Sand — in wind-blown ripples, drifts, and dunes — lies all over Mars. But it poses a puzzle because the current atmosphere is too thin (less than 1% of Earth’s) to move that much sand around. So researchers in the past have proposed that most of the dunes are fossils, put in place during some previous era with a denser atmosphere.
MOVING SANDS IN HERSCHEL CRATER. A rippled dune front in Herschel Crater moved an average of about two meters (about two yards) between March 3, 2007 and December 1, 2010. The ripple pattern on the dune surface changed completely during the interval. Image credit: NASA/JPL-Caltech/Univ. of Ariz./JHUAPL.

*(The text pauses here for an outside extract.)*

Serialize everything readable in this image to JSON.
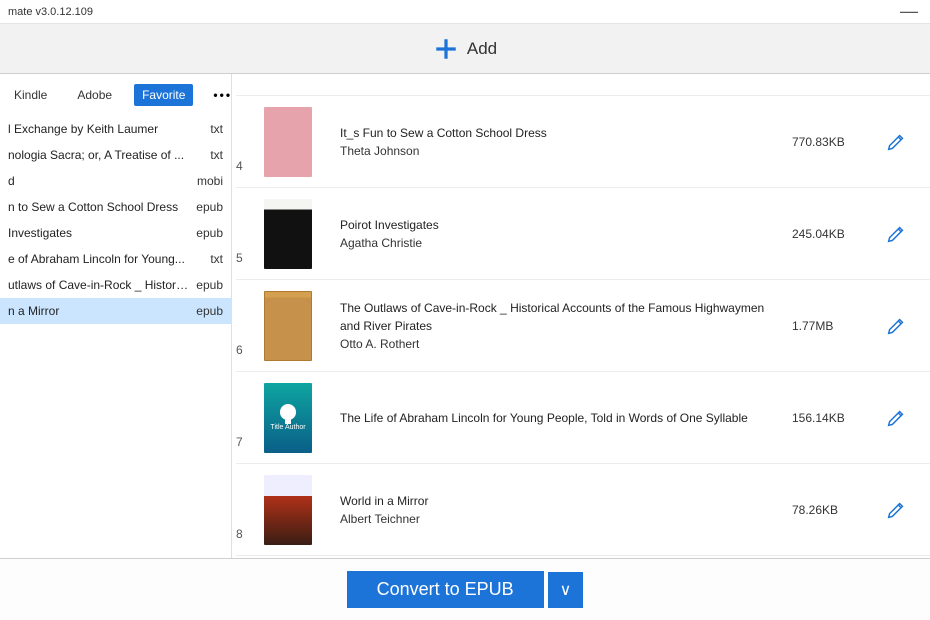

Not so fast, says a group of scientists led by Nathan Bridges (Johns Hopkins University Applied Physics Laboratory). Writing in the journal Geology, they examined sand dunes and ripples in dozens of locations with high-resolution images from the HiRISE camera on Mars Reconnaissance Orbiter.
The study involved pairs of HiRISE images, with one to two Mars years (one Mars year lasts 679 Earth days) elapsing between them. Migration of sand ripples was detected in Nili Patera, Kaiser Crater, Herschel Crater (see this animated GIF), Matara Crater, Proctor Crater, and Meridiani Planum. (Future studies will continue the observational baseline.)
“We found that many sand ripples and dunes across Mars show movement of as much as a few meters per year,” the team writes. “This demonstrates that Martian sand can migrate under current conditions.”
Some changes they observed contradict previous interpretations. For example, in earlier images made with the MOC camera on Mars Global Surveyor, the dunes in Herschel Crater appeared to have a grooved texture. Scientists interpreted this as cemented sand that was undergoing abrasion. However, in the HiRISE images, the texture is seen as complex sets of intersecting ripples that change over time.
The key to the process, the researchers explain, is that most sand movement is probably driven by wind gusts. These are not figured into existing global wind circulation models which have generally coarse resolution.
“A past climate with a thicker atmosphere is required only to move large ripples that contain coarse grains,” they say.